20 June 2009

Identifying Neurologic Disorders

A new study provides a novel theory for how delusions arise and why they persist (Devinsky O. Delusional misidentifications and duplications: right brain lesions, left brain delusions. Neurology. Jan 2009;72:80-87). Orrin Devinsky, MD, a researcher at the New York University (NYU) Langone Medical Center, performed an in-depth analysis of patients with certain delusions and brain disorders and observed a consistent pattern of injury to the frontal lobe and right hemisphere of the brain.

The cognitive deficits caused by injuries to the right hemisphere lead to overcompensation by the left hemisphere, which results in delusions.

"Problems caused by these brain injuries include impairment in monitoring of self, awareness of errors, and incorrectly identifying what is familiar and what is a work of fiction," says Devinsky, professor of neurology, psychiatry and neurosurgery and director of the NYU Epilepsy Center. "However, delusions result from the loss of these functions, as well as the overactivation of the left hemisphere and its language structures, that 'create a story', a story which cannot be edited and modified to account for reality.

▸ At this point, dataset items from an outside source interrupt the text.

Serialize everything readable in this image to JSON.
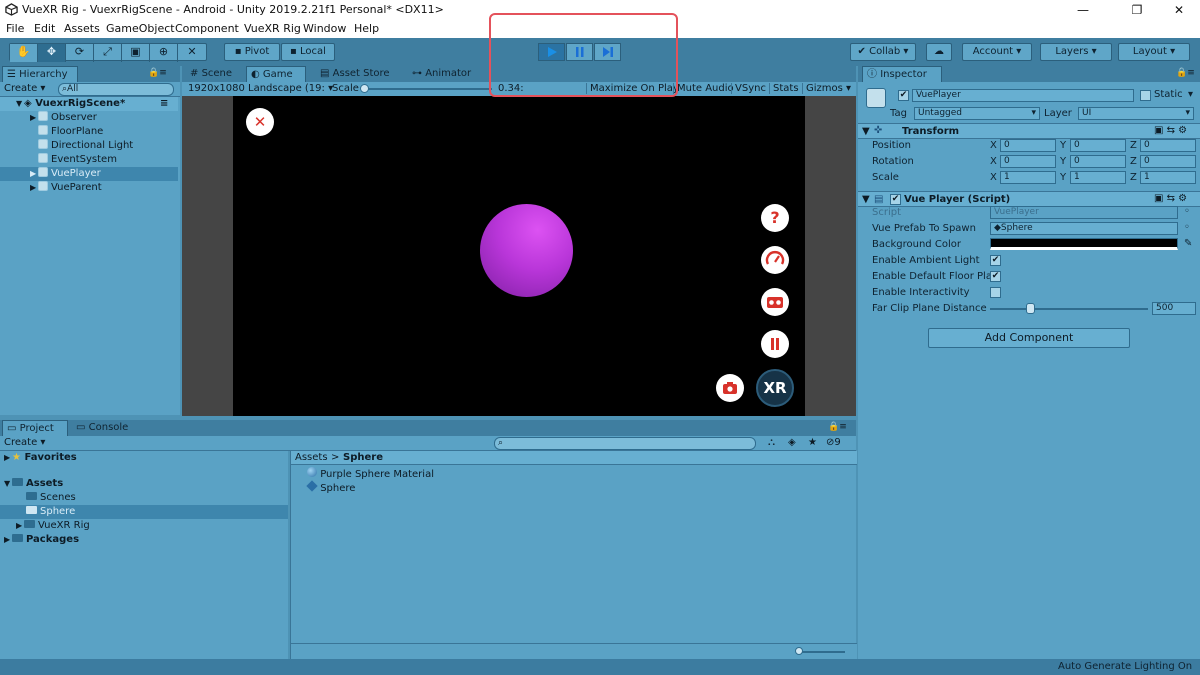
{
  "window": {
    "title": "VueXR Rig - VuexrRigScene - Android - Unity 2019.2.21f1 Personal* <DX11>"
  },
  "menu": [
    "File",
    "Edit",
    "Assets",
    "GameObject",
    "Component",
    "VueXR Rig",
    "Window",
    "Help"
  ],
  "toolbar": {
    "pivot": "Pivot",
    "local": "Local",
    "collab": "Collab",
    "account": "Account",
    "layers": "Layers",
    "layout": "Layout"
  },
  "hierarchy": {
    "tab": "Hierarchy",
    "create": "Create",
    "search_placeholder": "All",
    "scene": "VuexrRigScene*",
    "items": [
      "Observer",
      "FloorPlane",
      "Directional Light",
      "EventSystem",
      "VuePlayer",
      "VueParent"
    ]
  },
  "center_tabs": [
    "Scene",
    "Game",
    "Asset Store",
    "Animator"
  ],
  "game_bar": {
    "resolution": "1920x1080 Landscape (19:",
    "scale_label": "Scale",
    "scale_value": "0.34:",
    "maximize": "Maximize On Play",
    "mute": "Mute Audio",
    "vsync": "VSync",
    "stats": "Stats",
    "gizmos": "Gizmos"
  },
  "colors": {
    "sphere": "#b936d9",
    "highlight": "#e4525b",
    "accent": "#2b73a3"
  },
  "project": {
    "tabs": [
      "Project",
      "Console"
    ],
    "create": "Create",
    "tree": {
      "favorites": "Favorites",
      "assets": "Assets",
      "scenes": "Scenes",
      "sphere": "Sphere",
      "vuexr": "VueXR Rig",
      "packages": "Packages"
    },
    "breadcrumb": [
      "Assets",
      "Sphere"
    ],
    "files": [
      "Purple Sphere Material",
      "Sphere"
    ],
    "count": "9"
  },
  "inspector": {
    "tab": "Inspector",
    "object_name": "VuePlayer",
    "static": "Static",
    "tag_label": "Tag",
    "tag": "Untagged",
    "layer_label": "Layer",
    "layer": "UI",
    "transform": {
      "title": "Transform",
      "rows": [
        {
          "label": "Position",
          "x": "0",
          "y": "0",
          "z": "0"
        },
        {
          "label": "Rotation",
          "x": "0",
          "y": "0",
          "z": "0"
        },
        {
          "label": "Scale",
          "x": "1",
          "y": "1",
          "z": "1"
        }
      ]
    },
    "script": {
      "title": "Vue Player (Script)",
      "script_label": "Script",
      "script_value": "VuePlayer",
      "prefab_label": "Vue Prefab To Spawn",
      "prefab_value": "Sphere",
      "bg_label": "Background Color",
      "ambient_label": "Enable Ambient Light",
      "floor_label": "Enable Default Floor Pla",
      "interact_label": "Enable Interactivity",
      "clip_label": "Far Clip Plane Distance",
      "clip_value": "500"
    },
    "add_component": "Add Component"
  },
  "status": {
    "text": "Auto Generate Lighting On"
  }
}
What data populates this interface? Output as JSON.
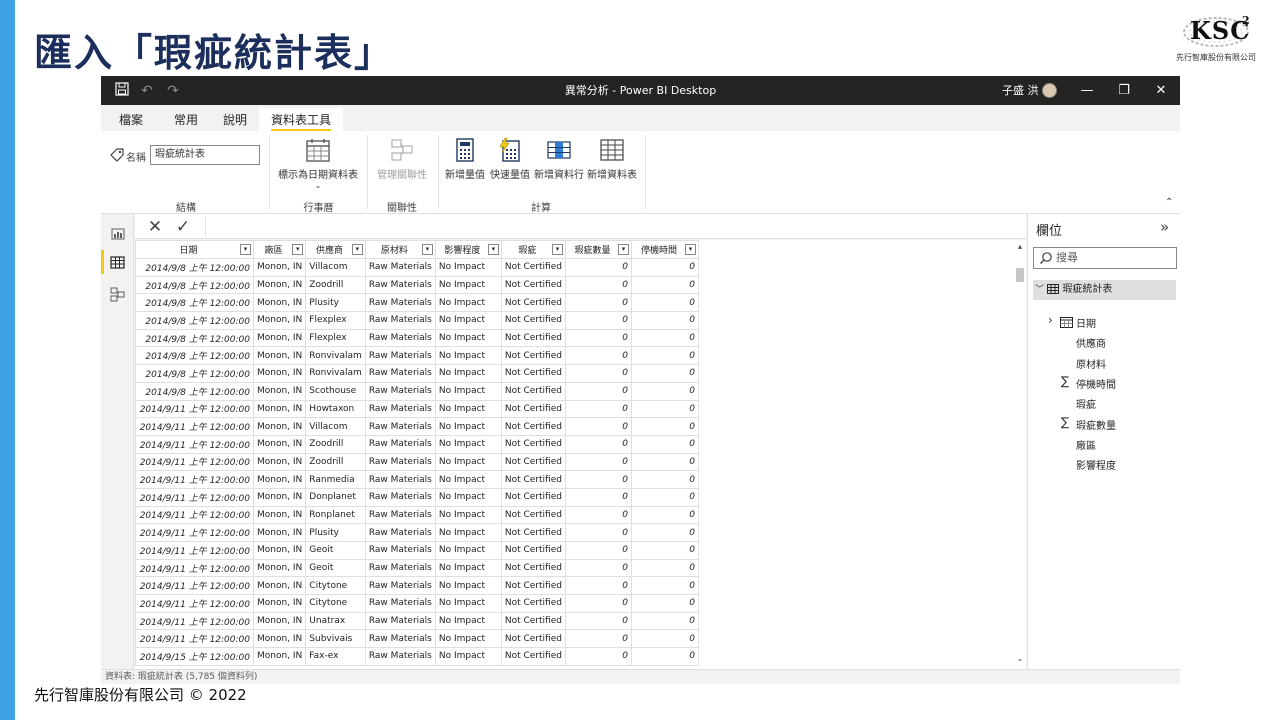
{
  "slide": {
    "title": "匯入「瑕疵統計表」",
    "footer": "先行智庫股份有限公司 © 2022",
    "logo_text": "KSC",
    "logo_sup": "2",
    "logo_sub": "先行智庫股份有限公司"
  },
  "window": {
    "title": "異常分析 - Power BI Desktop",
    "user": "子盛 洪"
  },
  "ribbon": {
    "tabs": [
      "檔案",
      "常用",
      "說明",
      "資料表工具"
    ],
    "active_tab": "資料表工具",
    "name_label": "名稱",
    "name_value": "瑕疵統計表",
    "mark_date_table": "標示為日期資料表",
    "manage_relationships": "管理關聯性",
    "new_measure": "新增量值",
    "quick_measure": "快速量值",
    "new_column": "新增資料行",
    "new_table": "新增資料表",
    "groups": {
      "structure": "結構",
      "calendar": "行事曆",
      "relationships": "關聯性",
      "calculations": "計算"
    },
    "accent_color": "#f2c811"
  },
  "grid": {
    "columns": [
      "日期",
      "廠區",
      "供應商",
      "原材料",
      "影響程度",
      "瑕疵",
      "瑕疵數量",
      "停機時間"
    ],
    "rows": [
      [
        "2014/9/8 上午 12:00:00",
        "Monon, IN",
        "Villacom",
        "Raw Materials",
        "No Impact",
        "Not Certified",
        "0",
        "0"
      ],
      [
        "2014/9/8 上午 12:00:00",
        "Monon, IN",
        "Zoodrill",
        "Raw Materials",
        "No Impact",
        "Not Certified",
        "0",
        "0"
      ],
      [
        "2014/9/8 上午 12:00:00",
        "Monon, IN",
        "Plusity",
        "Raw Materials",
        "No Impact",
        "Not Certified",
        "0",
        "0"
      ],
      [
        "2014/9/8 上午 12:00:00",
        "Monon, IN",
        "Flexplex",
        "Raw Materials",
        "No Impact",
        "Not Certified",
        "0",
        "0"
      ],
      [
        "2014/9/8 上午 12:00:00",
        "Monon, IN",
        "Flexplex",
        "Raw Materials",
        "No Impact",
        "Not Certified",
        "0",
        "0"
      ],
      [
        "2014/9/8 上午 12:00:00",
        "Monon, IN",
        "Ronvivalam",
        "Raw Materials",
        "No Impact",
        "Not Certified",
        "0",
        "0"
      ],
      [
        "2014/9/8 上午 12:00:00",
        "Monon, IN",
        "Ronvivalam",
        "Raw Materials",
        "No Impact",
        "Not Certified",
        "0",
        "0"
      ],
      [
        "2014/9/8 上午 12:00:00",
        "Monon, IN",
        "Scothouse",
        "Raw Materials",
        "No Impact",
        "Not Certified",
        "0",
        "0"
      ],
      [
        "2014/9/11 上午 12:00:00",
        "Monon, IN",
        "Howtaxon",
        "Raw Materials",
        "No Impact",
        "Not Certified",
        "0",
        "0"
      ],
      [
        "2014/9/11 上午 12:00:00",
        "Monon, IN",
        "Villacom",
        "Raw Materials",
        "No Impact",
        "Not Certified",
        "0",
        "0"
      ],
      [
        "2014/9/11 上午 12:00:00",
        "Monon, IN",
        "Zoodrill",
        "Raw Materials",
        "No Impact",
        "Not Certified",
        "0",
        "0"
      ],
      [
        "2014/9/11 上午 12:00:00",
        "Monon, IN",
        "Zoodrill",
        "Raw Materials",
        "No Impact",
        "Not Certified",
        "0",
        "0"
      ],
      [
        "2014/9/11 上午 12:00:00",
        "Monon, IN",
        "Ranmedia",
        "Raw Materials",
        "No Impact",
        "Not Certified",
        "0",
        "0"
      ],
      [
        "2014/9/11 上午 12:00:00",
        "Monon, IN",
        "Donplanet",
        "Raw Materials",
        "No Impact",
        "Not Certified",
        "0",
        "0"
      ],
      [
        "2014/9/11 上午 12:00:00",
        "Monon, IN",
        "Ronplanet",
        "Raw Materials",
        "No Impact",
        "Not Certified",
        "0",
        "0"
      ],
      [
        "2014/9/11 上午 12:00:00",
        "Monon, IN",
        "Plusity",
        "Raw Materials",
        "No Impact",
        "Not Certified",
        "0",
        "0"
      ],
      [
        "2014/9/11 上午 12:00:00",
        "Monon, IN",
        "Geoit",
        "Raw Materials",
        "No Impact",
        "Not Certified",
        "0",
        "0"
      ],
      [
        "2014/9/11 上午 12:00:00",
        "Monon, IN",
        "Geoit",
        "Raw Materials",
        "No Impact",
        "Not Certified",
        "0",
        "0"
      ],
      [
        "2014/9/11 上午 12:00:00",
        "Monon, IN",
        "Citytone",
        "Raw Materials",
        "No Impact",
        "Not Certified",
        "0",
        "0"
      ],
      [
        "2014/9/11 上午 12:00:00",
        "Monon, IN",
        "Citytone",
        "Raw Materials",
        "No Impact",
        "Not Certified",
        "0",
        "0"
      ],
      [
        "2014/9/11 上午 12:00:00",
        "Monon, IN",
        "Unatrax",
        "Raw Materials",
        "No Impact",
        "Not Certified",
        "0",
        "0"
      ],
      [
        "2014/9/11 上午 12:00:00",
        "Monon, IN",
        "Subvivais",
        "Raw Materials",
        "No Impact",
        "Not Certified",
        "0",
        "0"
      ],
      [
        "2014/9/15 上午 12:00:00",
        "Monon, IN",
        "Fax-ex",
        "Raw Materials",
        "No Impact",
        "Not Certified",
        "0",
        "0"
      ]
    ]
  },
  "status": {
    "text": "資料表: 瑕疵統計表 (5,785 個資料列)"
  },
  "fields": {
    "title": "欄位",
    "search_placeholder": "搜尋",
    "table_name": "瑕疵統計表",
    "items": [
      {
        "name": "日期",
        "kind": "date"
      },
      {
        "name": "供應商",
        "kind": "text"
      },
      {
        "name": "原材料",
        "kind": "text"
      },
      {
        "name": "停機時間",
        "kind": "sum"
      },
      {
        "name": "瑕疵",
        "kind": "text"
      },
      {
        "name": "瑕疵數量",
        "kind": "sum"
      },
      {
        "name": "廠區",
        "kind": "text"
      },
      {
        "name": "影響程度",
        "kind": "text"
      }
    ]
  }
}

Delusions result from right hemisphere lesions, but it is the left hemisphere that is deluded."

Delusions are pathologic beliefs that remain fixed, despite clear evidence that they're incorrect. "Delusions are common problems in a variety of psychiatric and neurological disorders," says Devinsky. Psychiatric disorders with delusions, such as schizophrenia, have been proven to have functional and structural brain pathology, he adds. But now, improved diagnostic techniques are allowing clinicians to be able to identify neurologic disorders among other patient populations with delusions.

In the study, most neurologic patients with delusions had lesions in the right hemisphere and bifrontal areas. For example, the neurologic disorders of confabulation, capgras and prosopagnosia result from right-sided lesions. Confabulation is incorrect or distorted statements that are made without conscious effort to deceive; capgras is the ability to consciously recognize familiar faces, but not emotionally connect with them; and with prosopagnosia, patients may fail to recognize spouses or their own face but generate an unconscious response to familiar faces.

The right hemisphere of the brain dominates self-recognition, emotional familiarity and ego boundaries. After injury, the left hemisphere tends to have a creative narrator that leads to excessive, false explanations. The resistance of delusions to change, despite clear evidence that they are wrong, likely reflects frontal dysfunction of the brain. This dysfunction impairs a person's ability to monitor himself and to recognize and correct inaccurate memories and familiarity assessments. Thus, right hemisphere lesions may cause delusions by disrupting the relationship between and the monitoring of psychic, emotional and physical self to people, places and body parts.

"Our knowledge of delusions is limited by our ability to comprehend the patient's irrational thought process," says Devinsky. "The pathogenesis of delusions likely includes many mechanisms that span overlapping psychological, cognitive and neurological disorders. Future research should explore the psychological, cognitive and pyschologic-anatomic systems that change during the emergence and resolution of delusions, as well as strategies to treat delusions."

Other studies have looked at delusions related to brain injuries. In one study, nine patients with right-hemisphere infarctions at a stroke rehabilitation unit had frequent delusion. While stroke size didn't correlate when compared with the control group, the presence of brain atrophy was a significant predictor of delusions. When delusions occurred, it was usually caused by a right-hemisphere lesion.

Other research has shown that reduplicative paramnesia and capgras syndrome cases with unilateral brain lesions implicate the right hemisphere, usually the frontal lobe of the brain. Among 69 patients with reduplicative paramnesia, lesions were primarily in the right hemisphere in 36 cases (52%), bilateral in 28 (41%) and left hemisphere in 5 (7%). Also, in 26 capras patients, lesions were primarily in the right hemisphere in 8 (32%), bilateral in 16 (62%) and left sided in 2 (7%). For both delusional syndromes, many bilaterial cases had maximal damage in the right hemisphere.